“Up to N” matches

This is a chapter in Perl New Features, a book from Perl School that you can buy on LeanPub or Amazon. Your support helps me to produce more content.



Perl’s general regex quantifier, {n,m} takes a minimum and maximum number of matches. If you leave out the maximum number, like {n,}, you have to match the preceding thing at least n times but as many times as it can match: the maximum is unbounded.

Before v5.34, the converse {,n} was not legal syntax. Now it is. You can match zero to n of the preceding thing. It’s still optional (zero matched), but if it’s there, this will consume up to n of them.

Consider these examples. First, quantify a to match 0 to 5 times. This matches every string because every string has at least zero as (a trick question we have early on in Learning Perl):

/a{,5}/

This is more useful when it follows or is anchored by something else that must match:

/ba{,5}/    # b optionally followed by up to 5 a
/\Aa{,5}/   # optional zero to 5 a at beginning of string

Here are a few runs (using the /p flag for the safe match variables, although this really hasn’t been a problem with v5.18). The first line matches because there is a b with some as after it. The next line matches for the same reason if you count zero as “some”. The third line matches the first instance of ba like all other Perl patterns; it finds the leftmost match, not the longest. Finally, consider the last line. It matches no as because matching a b with zero as works too. That might surprise you:

% perl5.34.0 -ne '/ba{,5}/p && print qq(${^PREMATCH} <${^MATCH}> ${^POSTMATCH})'
baaaaaaaaaacd
 <baaaaa> aaaaacd
bcd
 <b> cd
babaaa
 <ba> baaa
bbaaa
 <b> baaa

But, consider what happens with other versions of Perl. Perl v5.22 is the version the deprecated an unescaped left brace. Although the regex parses, it doesn’t handle this syntax. Instead, it sees {,5} as literal characters:

% perl5.22 -ne '/ba{,5}/p && print qq(${^PREMATCH} <${^MATCH}> ${^POSTMATCH})'
Unescaped left brace in regex is deprecated, passed through
in regex; marked by <-- HERE in m/ba{ <-- HERE ,5}/ at ...
ba
baaaaa
ba{,5}
 <ba{,5}>

With v5.26 (then not v5.28, then with v5.30 again), the unescaped left brace is fatal (item):

% perl5.26 -ne ' /ba{,5}/p && print qq(${^PREMATCH} <${^MATCH}> ${^POSTMATCH})'

Unescaped left brace in regex is illegal here in regex;
marked by <-- HERE in m/ba{ <-- HERE ,5}/ at ...

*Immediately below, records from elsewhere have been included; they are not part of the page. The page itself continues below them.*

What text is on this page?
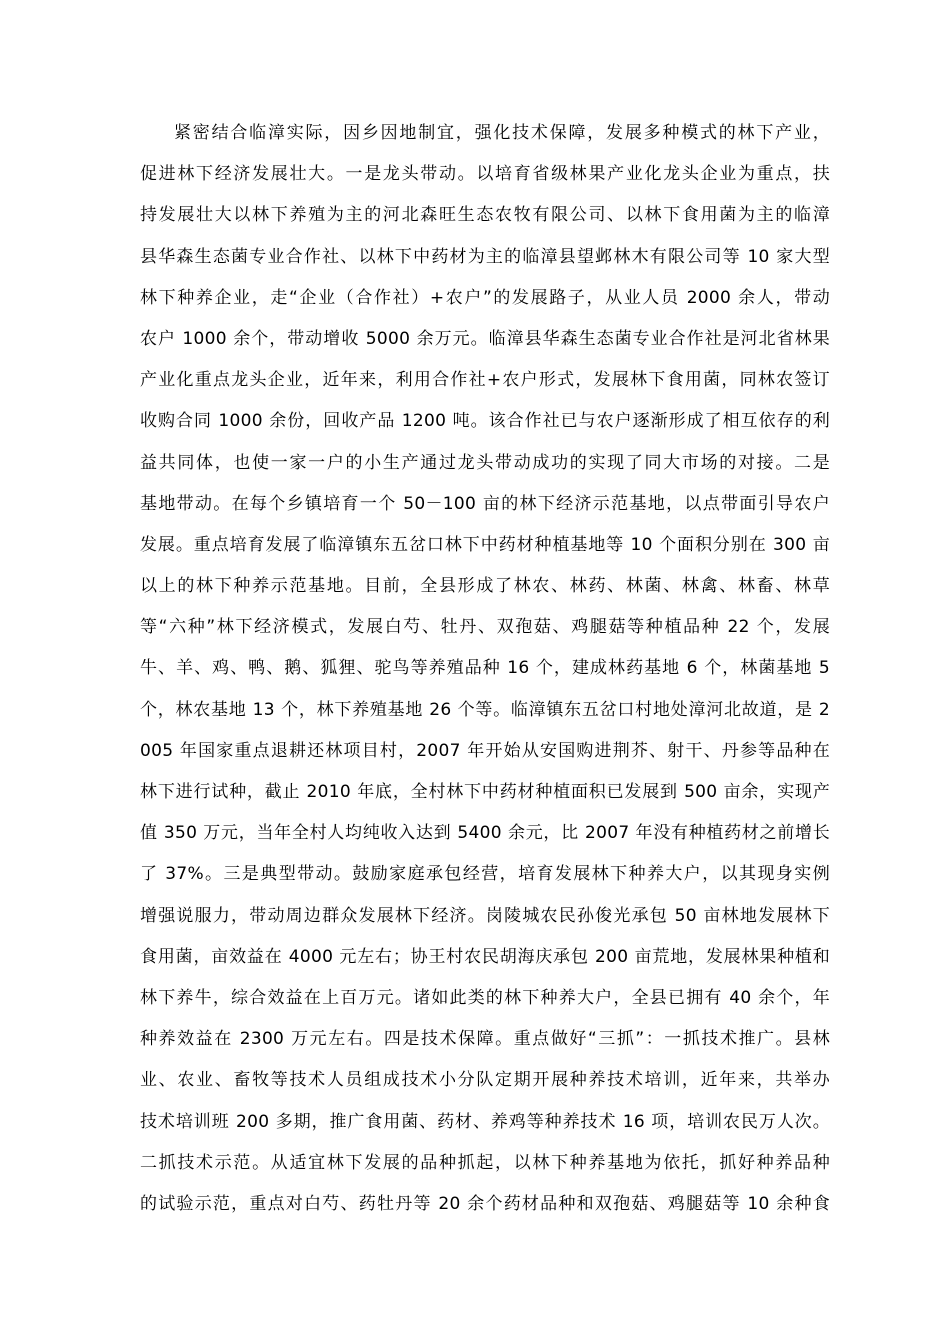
紧密结合临漳实际，因乡因地制宜，强化技术保障，发展多种模式的林下产业，
促进林下经济发展壮大。一是龙头带动。以培育省级林果产业化龙头企业为重点，扶
持发展壮大以林下养殖为主的河北森旺生态农牧有限公司、以林下食用菌为主的临漳
县华森生态菌专业合作社、以林下中药材为主的临漳县望邺林木有限公司等 10 家大型
林下种养企业，走“企业（合作社）+农户”的发展路子，从业人员 2000 余人，带动
农户 1000 余个，带动增收 5000 余万元。临漳县华森生态菌专业合作社是河北省林果
产业化重点龙头企业，近年来，利用合作社+农户形式，发展林下食用菌，同林农签订
收购合同 1000 余份，回收产品 1200 吨。该合作社已与农户逐渐形成了相互依存的利
益共同体，也使一家一户的小生产通过龙头带动成功的实现了同大市场的对接。二是
基地带动。在每个乡镇培育一个 50－100 亩的林下经济示范基地，以点带面引导农户
发展。重点培育发展了临漳镇东五岔口林下中药材种植基地等 10 个面积分别在 300 亩
以上的林下种养示范基地。目前，全县形成了林农、林药、林菌、林禽、林畜、林草
等“六种”林下经济模式，发展白芍、牡丹、双孢菇、鸡腿菇等种植品种 22 个，发展
牛、羊、鸡、鸭、鹅、狐狸、驼鸟等养殖品种 16 个，建成林药基地 6 个，林菌基地 5
个，林农基地 13 个，林下养殖基地 26 个等。临漳镇东五岔口村地处漳河北故道，是 2
005 年国家重点退耕还林项目村，2007 年开始从安国购进荆芥、射干、丹参等品种在
林下进行试种，截止 2010 年底，全村林下中药材种植面积已发展到 500 亩余，实现产
值 350 万元，当年全村人均纯收入达到 5400 余元，比 2007 年没有种植药材之前增长
了 37%。三是典型带动。鼓励家庭承包经营，培育发展林下种养大户，以其现身实例
增强说服力，带动周边群众发展林下经济。岗陵城农民孙俊光承包 50 亩林地发展林下
食用菌，亩效益在 4000 元左右；协王村农民胡海庆承包 200 亩荒地，发展林果种植和
林下养牛，综合效益在上百万元。诸如此类的林下种养大户，全县已拥有 40 余个，年
种养效益在 2300 万元左右。四是技术保障。重点做好“三抓”：一抓技术推广。县林
业、农业、畜牧等技术人员组成技术小分队定期开展种养技术培训，近年来，共举办
技术培训班 200 多期，推广食用菌、药材、养鸡等种养技术 16 项，培训农民万人次。
二抓技术示范。从适宜林下发展的品种抓起，以林下种养基地为依托，抓好种养品种
的试验示范，重点对白芍、药牡丹等 20 余个药材品种和双孢菇、鸡腿菇等 10 余种食
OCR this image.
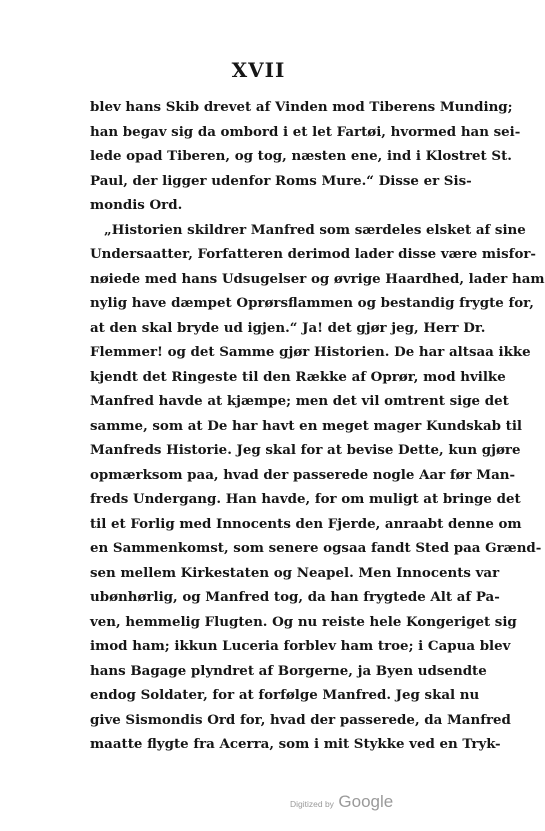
XVII
blev hans Skib drevet af Vinden mod Tiberens Munding;
han begav sig da ombord i et let Fartøi, hvormed han sei-
lede opad Tiberen, og tog, næsten ene, ind i Klostret St.
Paul, der ligger udenfor Roms Mure.“ Disse er Sis-
mondis Ord.
„Historien skildrer Manfred som særdeles elsket af sine
Undersaatter, Forfatteren derimod lader disse være misfor-
nøiede med hans Udsugelser og øvrige Haardhed, lader ham
nylig have dæmpet Oprørsflammen og bestandig frygte for,
at den skal bryde ud igjen.“ Ja! det gjør jeg, Herr Dr.
Flemmer! og det Samme gjør Historien. De har altsaa ikke
kjendt det Ringeste til den Række af Oprør, mod hvilke
Manfred havde at kjæmpe; men det vil omtrent sige det
samme, som at De har havt en meget mager Kundskab til
Manfreds Historie. Jeg skal for at bevise Dette, kun gjøre
opmærksom paa, hvad der passerede nogle Aar før Man-
freds Undergang. Han havde, for om muligt at bringe det
til et Forlig med Innocents den Fjerde, anraabt denne om
en Sammenkomst, som senere ogsaa fandt Sted paa Grænd-
sen mellem Kirkestaten og Neapel. Men Innocents var
ubønhørlig, og Manfred tog, da han frygtede Alt af Pa-
ven, hemmelig Flugten. Og nu reiste hele Kongeriget sig
imod ham; ikkun Luceria forblev ham troe; i Capua blev
hans Bagage plyndret af Borgerne, ja Byen udsendte
endog Soldater, for at forfølge Manfred. Jeg skal nu
give Sismondis Ord for, hvad der passerede, da Manfred
maatte flygte fra Acerra, som i mit Stykke ved en Tryk-
Digitized by Google
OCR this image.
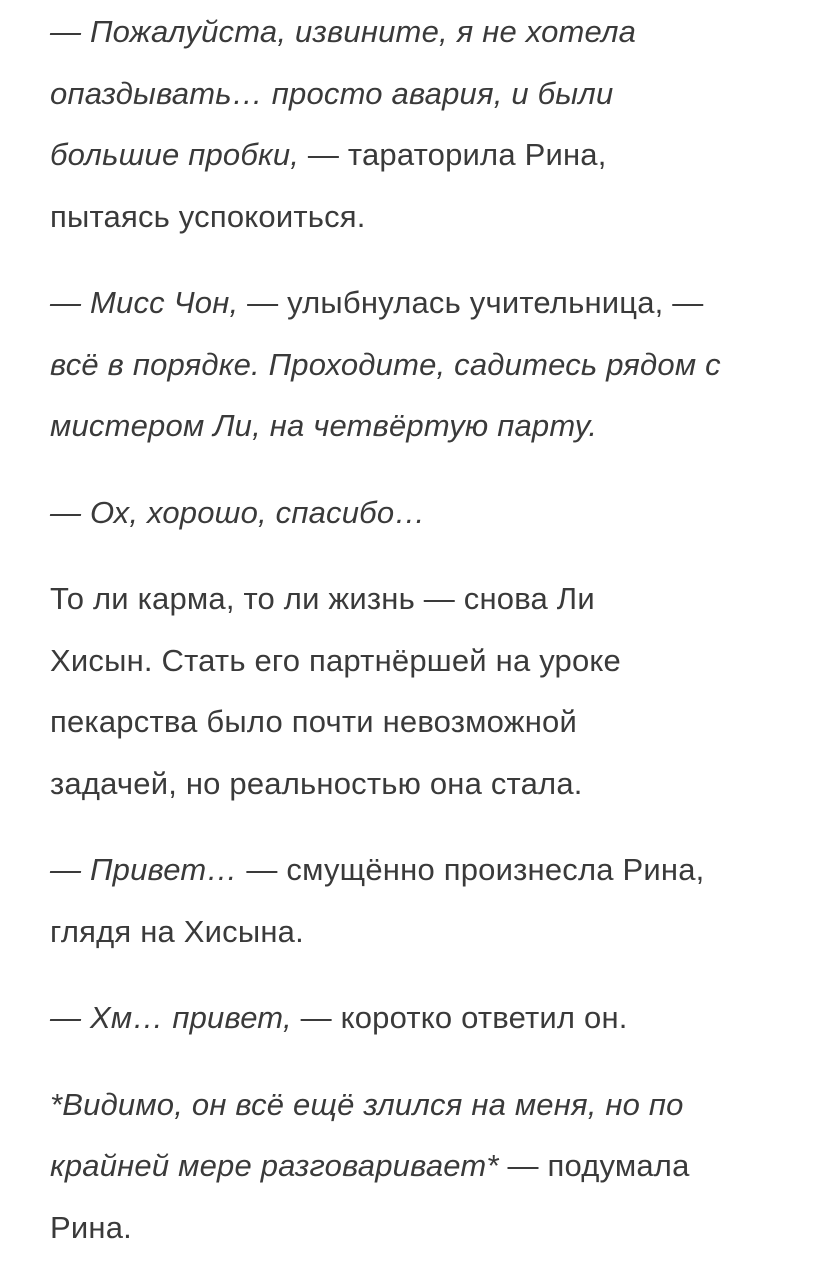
— Пожалуйста, извините, я не хотела
опаздывать… просто авария, и были
большие пробки, — тараторила Рина,
пытаясь успокоиться.

— Мисс Чон, — улыбнулась учительница, —
всё в порядке. Проходите, садитесь рядом с
мистером Ли, на четвёртую парту.

— Ох, хорошо, спасибо…

То ли карма, то ли жизнь — снова Ли
Хисын. Стать его партнёршей на уроке
пекарства было почти невозможной
задачей, но реальностью она стала.

— Привет… — смущённо произнесла Рина,
глядя на Хисына.

— Хм… привет, — коротко ответил он.

*Видимо, он всё ещё злился на меня, но по
крайней мере разговаривает* — подумала
Рина.
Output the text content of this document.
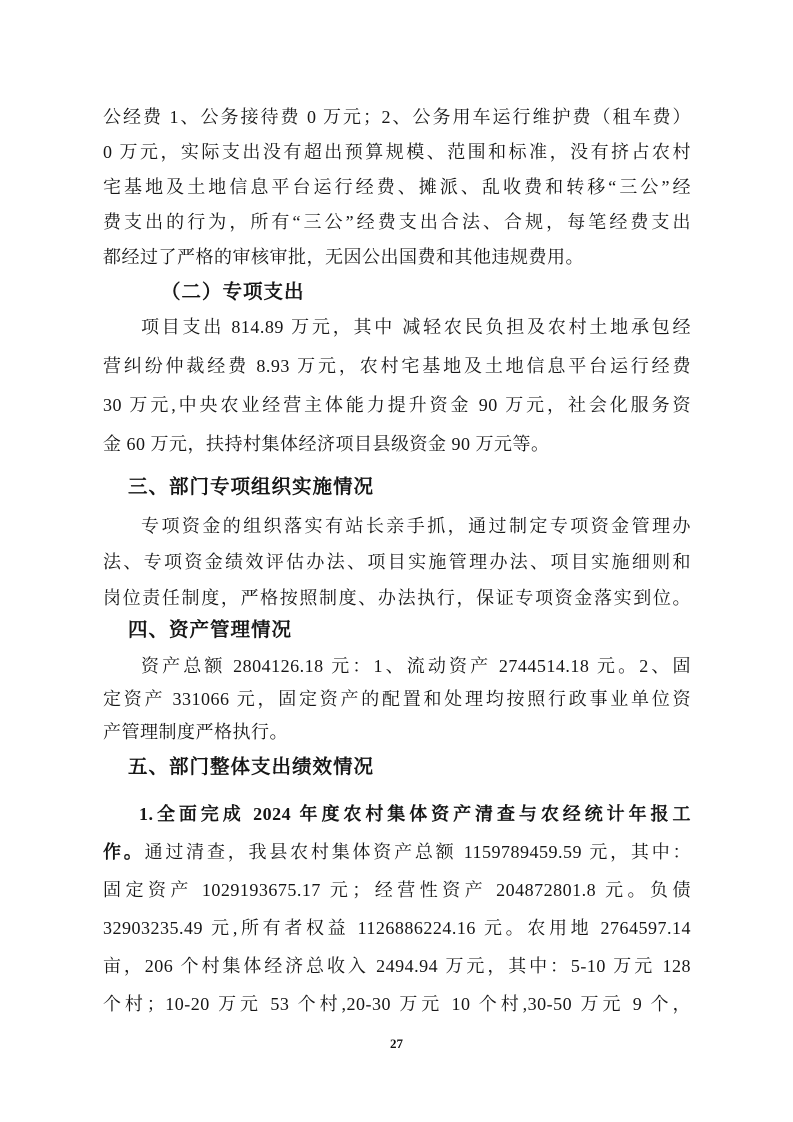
公经费 1、公务接待费 0 万元；2、公务用车运行维护费（租车费）
0 万元，实际支出没有超出预算规模、范围和标准，没有挤占农村
宅基地及土地信息平台运行经费、摊派、乱收费和转移“三公”经
费支出的行为，所有“三公”经费支出合法、合规，每笔经费支出
都经过了严格的审核审批，无因公出国费和其他违规费用。
（二）专项支出
项目支出 814.89 万元，其中 减轻农民负担及农村土地承包经
营纠纷仲裁经费 8.93 万元，农村宅基地及土地信息平台运行经费
30 万元,中央农业经营主体能力提升资金 90 万元，社会化服务资
金 60 万元，扶持村集体经济项目县级资金 90 万元等。
三、部门专项组织实施情况
专项资金的组织落实有站长亲手抓，通过制定专项资金管理办
法、专项资金绩效评估办法、项目实施管理办法、项目实施细则和
岗位责任制度，严格按照制度、办法执行，保证专项资金落实到位。
四、资产管理情况
资产总额 2804126.18 元：1、流动资产 2744514.18 元。2、固
定资产 331066 元，固定资产的配置和处理均按照行政事业单位资
产管理制度严格执行。
五、部门整体支出绩效情况
1.全面完成 2024 年度农村集体资产清查与农经统计年报工
作。通过清查，我县农村集体资产总额 1159789459.59 元，其中：
固定资产 1029193675.17 元；经营性资产 204872801.8 元。负债
32903235.49 元,所有者权益 1126886224.16 元。农用地 2764597.14
亩，206 个村集体经济总收入 2494.94 万元，其中：5-10 万元 128
个村；10-20 万元 53 个村,20-30 万元 10 个村,30-50 万元 9 个，
27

Finally, here’s a summary of the quantifiers up to v5.34:

Quantifier General Quantifer Description
* { 0, } zero or more
+ { 1, } one or more
? { 0, 1 } zero or one
{ n, m } between n and m matches
{ n, } at least n, but unlimited-ish
{ , m } up to m (new!)

Although we say that {n,} is unlimited, pedantically it’s not. It’s “unlimited-ish”. Before v5.30, the maximum number is actually 32,766. That likely means “infinite” to you (and if it doesn’t, let me know what you are doing). With v5.30, the maximum increased to 65,535 (and if that’s still not enough, I really want to know what you are doing).